Das Privatleben sollte privat sein. Richtig. Doch wenn ich diese Zeilen über mein schönstes Reiseerlebnis verfassen soll, dann geht das nicht ohne aus der Privatsphäre herauszutreten und sie, liebe Leser, tatsächlich ganz tief in mein Herz blicken zu lassen. Denn ansonsten müsste ich lügen, denn mein schönstes Reiseerlebnis war, als ich den Mann meiner Träume auf einer Kreuzfahrt traf. Text: Jennifer Latuperisa-Andresen

Wie alles anfing …

Oh je, denken Sie jetzt. Hier wird nun eine von romantischen Floskeln geschwängerte Liebesschnulze folgen. Ich würde Ihnen ganz uneigennützig raten, die nächsten Zeilen einmal zu probieren. Wenn es Ihnen nicht schmeckt, können Sie die von mir verfassten Sätze getrost beiseitelegen – aber dann verpassen Sie auch die untergeschummelten informativen Zeilen über das sensationelle Schiff – die MS Europa 2. Dem Schiff allein könnte ich schon eine Liebeshymne widmen. Aber dazu innerhalb der kommenden Zeilen mehr. Erst einmal bleiben wir beim Mann.

Glückskekse sagen immer die Wahrheit, oder?

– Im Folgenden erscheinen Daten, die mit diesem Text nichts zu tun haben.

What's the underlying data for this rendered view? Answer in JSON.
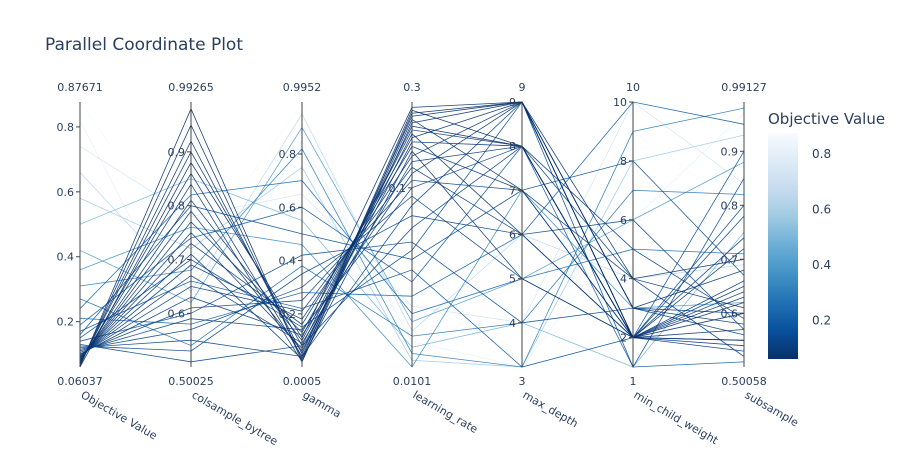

Jennifer Latuperisa-Andresen

Nach einem Champagner beim Einschiffen, vor dem neuen 225 Meter langen Luxusschiff Europa 2 von Hapag-Lloyd-Kreuzfahrten, wo es keine Kabinen, sondern einzig und allein Suiten (ausschließlich mit eigener Veranda!) gibt, will ich mein Domizil auf dem fünften Deck beziehen. Es ist die erste Tür links, unmittelbar zu Beginn des schier endlos scheinenden Gangs. Neugierig auf das bereits viel gelobte moderne Interieur öffne ich die Tür, und – Hollywoodautoren hätten sich dies nicht besser ausdenken können – mitten in meiner Kabine steht ein großer, blonder Mann und packt seinen Koffer aus. Revier markieren würde ich das nennen, denn auf dem Fernseher vor dem King-Size-Bett prangt mein Name: Willkommen an Bord, Frau Latuperisa. Umso mehr wundert es mich, dass sich der Mann wiederum nicht wundert, zumal sich auch mein Gepäck auf – jawohl – meiner Kabine befindet. Aber seins auch, und dementsprechend ist der Kleiderschrank bereits mit seinen Utensilien und Hosen gefüllt, bevor ich überhaupt den Pier verlassen habe.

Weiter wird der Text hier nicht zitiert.